Some guy in
Wisconsin
Wisconsin
Ended a stressful work week, drank five beers and killed this thing in under 10 minutes. Fun puzzle, no complaints. I'd say that in the days or weeks after Shortz, there was a lot of uproar over some puzzles that Ezersky had a hand in that were fiendlish/unfamiliar/hard. Fagliano's approach for the weekend is more like Wednesday/Thursday without a theme, with a little corner here or there where it hinges on a trivial cross. Everyone is grappling with how attuned we'd become to Shortz's style. I'd just be glad the NYT is soldiering on. They have archives back to the 90s. If you're breezing through these, roll back the clock a decade or two, find something you haven't done. Or get serious and construct a puzzle. That'll fill up your day.
I'm a cyclist and Tour de France fan, so I appreciate that this was a bike racing puzzle -- as in, you have to just shrug when it's a tragic pileup and say, "that's bike racing." Crossing SLADE with LEACHMAN and having a cum clue -- the NYT has seen better days.
The grid is really cool. Turned 90 degrees it looks like the first answer, iomoth.
I take back anything bad I may have said about Sam Ezersky. That was fun and original. Would love to know how many times Will Shortz had to reject the clue for 52 A.
Nice puzzle, back to feeling more ept today. At the end, I was wondering how fire and can were related, thinking it was new slang, but then I got it. Like axe or sack, not flame or butt. After yesterday, I went back and did some Saturdays from 2015, and they generally seemed to be about that hard, at least for me.
Not only did this Wednesday beat me, it also reminded me, in PE Guy style, that I'm too poor to name drop Japanese airports, buy balcony tickets, or stroll the museums of Madrid. Bummer!
Three cheers for Amanda Winters!
The part where I figured out the end was just "giddyup" was pretty funny. Made me hear Kramer's voice in this new version of the poem. Speaking of mangled poetry, has anyone asked Bard to recite the poems of Billy Collins? I always get mangled summaries, but I don't know if that's universal or just because Bard got a laugh out of me and now the pattern has stuck.

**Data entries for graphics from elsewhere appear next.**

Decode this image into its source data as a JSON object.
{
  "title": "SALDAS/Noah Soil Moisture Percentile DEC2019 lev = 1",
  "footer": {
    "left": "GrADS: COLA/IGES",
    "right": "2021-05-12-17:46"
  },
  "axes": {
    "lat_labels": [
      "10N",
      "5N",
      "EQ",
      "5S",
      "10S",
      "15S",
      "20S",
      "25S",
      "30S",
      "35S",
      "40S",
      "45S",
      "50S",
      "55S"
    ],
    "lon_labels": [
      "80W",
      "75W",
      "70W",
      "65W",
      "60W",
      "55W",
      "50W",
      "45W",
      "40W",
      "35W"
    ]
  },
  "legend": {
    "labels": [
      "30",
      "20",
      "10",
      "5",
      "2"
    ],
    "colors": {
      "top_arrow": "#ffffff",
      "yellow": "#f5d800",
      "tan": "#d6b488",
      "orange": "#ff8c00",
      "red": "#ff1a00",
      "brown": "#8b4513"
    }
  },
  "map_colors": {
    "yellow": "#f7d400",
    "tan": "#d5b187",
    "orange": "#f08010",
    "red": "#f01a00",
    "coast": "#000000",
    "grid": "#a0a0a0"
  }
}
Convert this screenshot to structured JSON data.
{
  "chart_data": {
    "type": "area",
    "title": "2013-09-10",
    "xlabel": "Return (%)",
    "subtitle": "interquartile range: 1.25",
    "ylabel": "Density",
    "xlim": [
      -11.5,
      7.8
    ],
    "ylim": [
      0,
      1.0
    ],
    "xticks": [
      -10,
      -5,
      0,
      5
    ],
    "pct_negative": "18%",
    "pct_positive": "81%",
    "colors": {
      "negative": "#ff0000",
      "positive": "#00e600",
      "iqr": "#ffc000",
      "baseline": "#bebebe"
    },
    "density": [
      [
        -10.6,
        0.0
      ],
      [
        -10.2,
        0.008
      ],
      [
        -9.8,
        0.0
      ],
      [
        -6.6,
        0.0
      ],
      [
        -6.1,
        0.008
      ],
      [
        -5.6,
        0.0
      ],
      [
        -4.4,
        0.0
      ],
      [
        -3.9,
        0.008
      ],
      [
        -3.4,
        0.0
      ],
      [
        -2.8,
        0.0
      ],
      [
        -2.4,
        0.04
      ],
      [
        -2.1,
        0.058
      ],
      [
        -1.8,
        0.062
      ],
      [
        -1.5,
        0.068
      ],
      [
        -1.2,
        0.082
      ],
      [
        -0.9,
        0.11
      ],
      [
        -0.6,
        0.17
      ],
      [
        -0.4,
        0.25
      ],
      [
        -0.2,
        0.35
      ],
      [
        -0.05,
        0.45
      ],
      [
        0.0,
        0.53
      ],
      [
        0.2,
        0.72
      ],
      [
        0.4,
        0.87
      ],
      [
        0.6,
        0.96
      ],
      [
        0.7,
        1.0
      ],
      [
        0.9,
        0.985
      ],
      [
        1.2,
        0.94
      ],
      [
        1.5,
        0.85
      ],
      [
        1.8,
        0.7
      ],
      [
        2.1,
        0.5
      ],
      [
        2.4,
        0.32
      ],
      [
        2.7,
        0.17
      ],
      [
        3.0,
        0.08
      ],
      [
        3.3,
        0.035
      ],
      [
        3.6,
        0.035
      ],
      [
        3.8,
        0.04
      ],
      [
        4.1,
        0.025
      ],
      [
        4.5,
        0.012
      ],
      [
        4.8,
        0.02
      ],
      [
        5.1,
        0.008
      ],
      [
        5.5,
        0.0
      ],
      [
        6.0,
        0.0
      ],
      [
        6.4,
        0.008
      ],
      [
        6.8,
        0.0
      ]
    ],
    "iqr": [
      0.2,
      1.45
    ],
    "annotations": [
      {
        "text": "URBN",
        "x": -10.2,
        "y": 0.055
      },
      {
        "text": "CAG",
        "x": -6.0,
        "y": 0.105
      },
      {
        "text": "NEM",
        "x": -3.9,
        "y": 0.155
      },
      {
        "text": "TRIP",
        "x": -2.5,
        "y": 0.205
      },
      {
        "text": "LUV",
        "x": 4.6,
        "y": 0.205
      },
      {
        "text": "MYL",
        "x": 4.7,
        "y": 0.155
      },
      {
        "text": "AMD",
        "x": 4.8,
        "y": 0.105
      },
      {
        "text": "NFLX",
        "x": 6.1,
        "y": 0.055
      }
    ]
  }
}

I have never hear Obamania stand in for another term I don't recall being used much -- Obamamania -- but I mean that in a good way.
Sam Ezersky is such a national treasure, so smart, so adept at elevating not just crosswords but the other games to rare air where the inexperienced masses only take remorse and dread from the experience. I wish he had his own newspaper games section all to himself, preferably at say the washington post or la times.
Not feeling very ept. Oof.
Thanks for the answer Chiang in this puzzle. I recommend his short stories! They are wonderful. The beautiful movie "Arrival" is based on one of them. Fun puzzle overall today. As a UW athlete, I was once told that our song "Varsity" is a dirge.
My college rowing coach, who rowed for Oxford, railed against the redundant "crew team." We were crews, or a rowing team.
@Steve L Yeah, that NW corner took a bit more work to unknot than I was expecting on a Tuesday -- Kabob was a good misdirect.
Kinda some Saturday on a Tuesday, guess that's a holiday week
@Francis Yeah, for a while I had gigawatt in there too (maybe the big microwaves at the office?) with the vague sense of having wandered off the route. What's a Saturday without a meandering trip?
That was a good/tough one. NW corner had me for a long time, and then I was stuck nearby in the middle -- that whole COWL, WASH, WHIM, ENHALO area had me wondering AM I NUTS?
I guess I don't know as much as I thought about tea or VP Harris -- that's the cross that did me in. Nice fun puzzle though!
That was a great puzzle, one of my favorites in recent months -- thanks very much and my compliments to the constructors!
That was a nice ejoyable puzzle, but can someone explain the theme as you would to an idiot? The column says: From there, the word SEEN is cleverly hidden (and not pronounced) in the clues at 17-, 32- and 40-Across. For instance, 40A [Station set up in a kitchen] yields MISE EN PLACE. So we're supposed to pronounce Miplace? and Cloough? Tiesuploods? Or is it just that it SEEN isn't pronounced as SEEN in each? I guess that's it now that I type it out.
Cool run, who's fine with the LA Times? What's the difference? My local alt weekly has a weird crossword puzzle too.
@Pamela hahaha, looks like a real hidden gem!
@Some guy sorry, meant NE corner.
@A.B. Does this mean you were able to fill the grid without looking at any of the clues, just through likely word combination, letter frequency and grid shape?